A sea change in management of severe heart failure began two and a half years ago, in January 2010, when the Food and Drug Administration approved U.S. marketing of the HeartMate II continuous-flow, left ventricular assist device for destination therapy. Patients, cardiologists, and cardiothoracic surgeons at last had a reasonably durable, effective, and relatively safe alternative to heart transplant to offer patients at the end stage of deteriorating heart function.
The Heart Mate II quickly supplanted the prior-generation, pulsatile-flow devices, and 2010 also saw a 10-fold spike in the number of left ventricular assist devices (LVADs) placed in U.S. patients as destination therapy.
During the first half of 2011, 6-month survival among U.S. patients with a continuous-flow LVAD (which means the HeartMate II, the only continuous-flow device on the U.S. market) was 89%, and 12-month survival during 2010 was 81% (J. Heart Lung Transplant 2012;31:117-26, putting the continuous-flow LVAD in at least the same ballpark as heart transplant, which has a 5-year survival of about 80% and a median survival of about 10 years in U.S. patients.
But despite estimates that many thousands, if not tens of thousands, of Americans meet the clinical criteria to qualify for placement of an LVAD, the reality is that in the 30 months since the HeartMate II became available for routine destination therapy through mid-2012, only about 4,600 were placed in U.S. patients. In addition, just slightly more than a third of those patients, roughly 1,700, received their LVAD explicitly for destination therapy.
Even in 2012, a majority of patients who received an LVAD got their device with the understanding that it was as a bridge to transplant, an LVAD placed with temporary intent to help patients survive and improve clinically until their LVAD could be swapped out and replaced by a transplanted heart.

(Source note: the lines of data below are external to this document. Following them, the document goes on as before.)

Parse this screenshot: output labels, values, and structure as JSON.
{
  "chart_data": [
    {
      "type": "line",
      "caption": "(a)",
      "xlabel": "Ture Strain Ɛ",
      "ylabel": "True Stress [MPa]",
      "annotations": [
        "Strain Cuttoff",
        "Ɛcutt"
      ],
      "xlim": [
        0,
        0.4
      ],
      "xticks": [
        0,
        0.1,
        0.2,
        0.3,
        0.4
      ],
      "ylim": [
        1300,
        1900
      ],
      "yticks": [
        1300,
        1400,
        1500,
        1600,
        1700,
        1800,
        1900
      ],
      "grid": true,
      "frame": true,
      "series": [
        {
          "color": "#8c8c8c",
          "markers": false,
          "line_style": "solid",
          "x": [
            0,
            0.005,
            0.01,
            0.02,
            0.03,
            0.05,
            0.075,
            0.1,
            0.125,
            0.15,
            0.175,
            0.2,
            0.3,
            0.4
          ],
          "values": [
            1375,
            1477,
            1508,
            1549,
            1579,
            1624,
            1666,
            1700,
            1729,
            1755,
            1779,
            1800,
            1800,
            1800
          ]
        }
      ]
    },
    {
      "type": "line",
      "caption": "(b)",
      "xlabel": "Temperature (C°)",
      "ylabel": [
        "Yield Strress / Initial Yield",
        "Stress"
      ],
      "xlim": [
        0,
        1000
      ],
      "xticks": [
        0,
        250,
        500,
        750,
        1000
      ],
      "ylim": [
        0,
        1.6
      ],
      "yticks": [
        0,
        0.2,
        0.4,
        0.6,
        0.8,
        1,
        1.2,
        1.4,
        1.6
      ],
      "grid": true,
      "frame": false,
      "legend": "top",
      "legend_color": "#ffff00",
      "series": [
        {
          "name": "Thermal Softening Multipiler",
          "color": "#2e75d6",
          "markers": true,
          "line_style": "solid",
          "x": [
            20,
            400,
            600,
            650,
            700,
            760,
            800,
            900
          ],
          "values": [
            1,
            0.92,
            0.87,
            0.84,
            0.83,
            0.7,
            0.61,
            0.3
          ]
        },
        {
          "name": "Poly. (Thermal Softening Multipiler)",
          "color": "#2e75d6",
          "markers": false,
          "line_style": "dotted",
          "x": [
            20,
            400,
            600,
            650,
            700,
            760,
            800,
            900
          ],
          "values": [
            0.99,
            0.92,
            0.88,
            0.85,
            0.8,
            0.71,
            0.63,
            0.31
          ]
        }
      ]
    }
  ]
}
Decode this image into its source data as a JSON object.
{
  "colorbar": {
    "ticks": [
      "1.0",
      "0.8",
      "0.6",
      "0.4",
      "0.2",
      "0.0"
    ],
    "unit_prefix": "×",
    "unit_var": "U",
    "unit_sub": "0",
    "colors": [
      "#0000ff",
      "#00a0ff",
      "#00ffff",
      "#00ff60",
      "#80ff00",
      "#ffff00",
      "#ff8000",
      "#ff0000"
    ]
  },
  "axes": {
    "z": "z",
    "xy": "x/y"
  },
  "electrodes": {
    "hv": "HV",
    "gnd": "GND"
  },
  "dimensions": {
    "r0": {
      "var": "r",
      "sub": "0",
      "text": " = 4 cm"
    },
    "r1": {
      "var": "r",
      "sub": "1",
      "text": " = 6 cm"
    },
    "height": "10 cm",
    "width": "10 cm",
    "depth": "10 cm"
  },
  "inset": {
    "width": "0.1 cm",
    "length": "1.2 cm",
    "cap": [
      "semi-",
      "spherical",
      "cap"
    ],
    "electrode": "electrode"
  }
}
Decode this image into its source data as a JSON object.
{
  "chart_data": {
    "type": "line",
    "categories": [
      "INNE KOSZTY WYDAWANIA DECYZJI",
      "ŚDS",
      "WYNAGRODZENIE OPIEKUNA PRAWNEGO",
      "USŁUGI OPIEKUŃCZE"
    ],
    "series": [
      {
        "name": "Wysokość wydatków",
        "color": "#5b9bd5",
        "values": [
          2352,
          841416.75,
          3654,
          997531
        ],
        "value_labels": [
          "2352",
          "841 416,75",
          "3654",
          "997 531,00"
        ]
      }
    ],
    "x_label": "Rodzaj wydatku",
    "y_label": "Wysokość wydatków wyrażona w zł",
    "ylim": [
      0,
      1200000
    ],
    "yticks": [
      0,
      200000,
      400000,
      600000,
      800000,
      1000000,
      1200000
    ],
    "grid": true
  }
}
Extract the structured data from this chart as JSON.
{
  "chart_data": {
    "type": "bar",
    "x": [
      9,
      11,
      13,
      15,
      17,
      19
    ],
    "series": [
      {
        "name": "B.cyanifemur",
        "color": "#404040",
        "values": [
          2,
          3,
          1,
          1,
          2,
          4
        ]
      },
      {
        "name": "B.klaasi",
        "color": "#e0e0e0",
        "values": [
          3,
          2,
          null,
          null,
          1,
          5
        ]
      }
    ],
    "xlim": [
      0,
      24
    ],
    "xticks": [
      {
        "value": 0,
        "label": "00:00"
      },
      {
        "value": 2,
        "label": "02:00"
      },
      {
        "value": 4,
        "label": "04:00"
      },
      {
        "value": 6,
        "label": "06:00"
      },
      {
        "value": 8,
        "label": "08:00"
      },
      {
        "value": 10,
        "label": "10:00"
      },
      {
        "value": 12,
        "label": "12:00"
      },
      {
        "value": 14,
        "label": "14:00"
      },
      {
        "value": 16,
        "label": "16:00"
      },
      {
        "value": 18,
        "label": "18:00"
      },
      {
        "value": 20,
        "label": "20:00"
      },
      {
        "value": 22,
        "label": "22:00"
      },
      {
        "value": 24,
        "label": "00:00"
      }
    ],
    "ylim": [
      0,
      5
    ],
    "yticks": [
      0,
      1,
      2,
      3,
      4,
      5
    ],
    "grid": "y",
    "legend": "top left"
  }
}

LVAD Numbers Up, but Still Low
If the availability of the HeartMate II for destination therapy in routine practice was a revolution for the management of many patients with New York Heart Association class IV heart failure – which is how many experts in this field view the device – it has so far been a revolution played out in slow motion. In large part that’s because the field started small, and stayed small until recently. At the end of 2008, fewer than 1,000 patients had ever received a ventricular assist device or a total artificial heart. Even though the number nearly doubled in 2009, by decade’s end the cumulative total still remained under 2,000.
Despite the low numbers compared with the estimated need, many physicians and surgeons who specialize in advanced heart failure say they are satisfied with the pace at which continuous-flow LVADs have entered patients over the past 2 years. Though they acknowledge that the number of potential U.S. candidates for an LVAD undoubtedly is far larger than the nearly 4,600 who received one since early 2010, they note that the implantation rate grew in a steady and robust way during the past 30 months, as has the number of centers performing the surgery. With a better-than-50% year-over-year growth spurt in both 2010 and 2011, and with that pace continuing into the first months of 2012, the 140 U.S. centers that now place LVADs are on track to do nearly 3,000 this year (although only 42% were for destination therapy during January-March 2012).
"You probably don’t want it to increase too rapidly, because it is still high risk and expensive," said Dr. David E. Lanfear, a cardiologist specializing in advanced heart failure and transplantation at Henry Ford Hospital in Detroit. LVAD placements "have not reached the maximum number of patients who they could help, but you need to be cautious because it requires specialized expertise to do it properly. I wouldn’t expect that [during 2 years] it would immediately reach maximum use. It’s still in the growth phase. There are a lot of patients out there, so it will continue to grow; I’m not concerned that it’s not growing fast enough," he said in an interview.
An LVAD or a Heart Transplant?
Experts also note an important shift in attitude about the role for LVADs, a change that has brought them to the brink of replacing transplanted hearts as the default treatment for patients with end-stage heart failure.
"The current outcomes with HeartMate II have already changed the field. We published a paper last year that showed there was no difference between LVADs and transplant in costs and outcomes at 1 year (Ann. Thorac. Surg. 2011;91:1330-4)," said Dr. Mark S. Slaughter, professor of surgery and chief of thoracic and cardiovascular surgery at the University of Louisville (Ky.). Between that and the competitive mortality benefit from LVADs "we need to rethink the role of transplant. In appropriately selected patients, we can achieve outstanding long-term results with limited adverse events."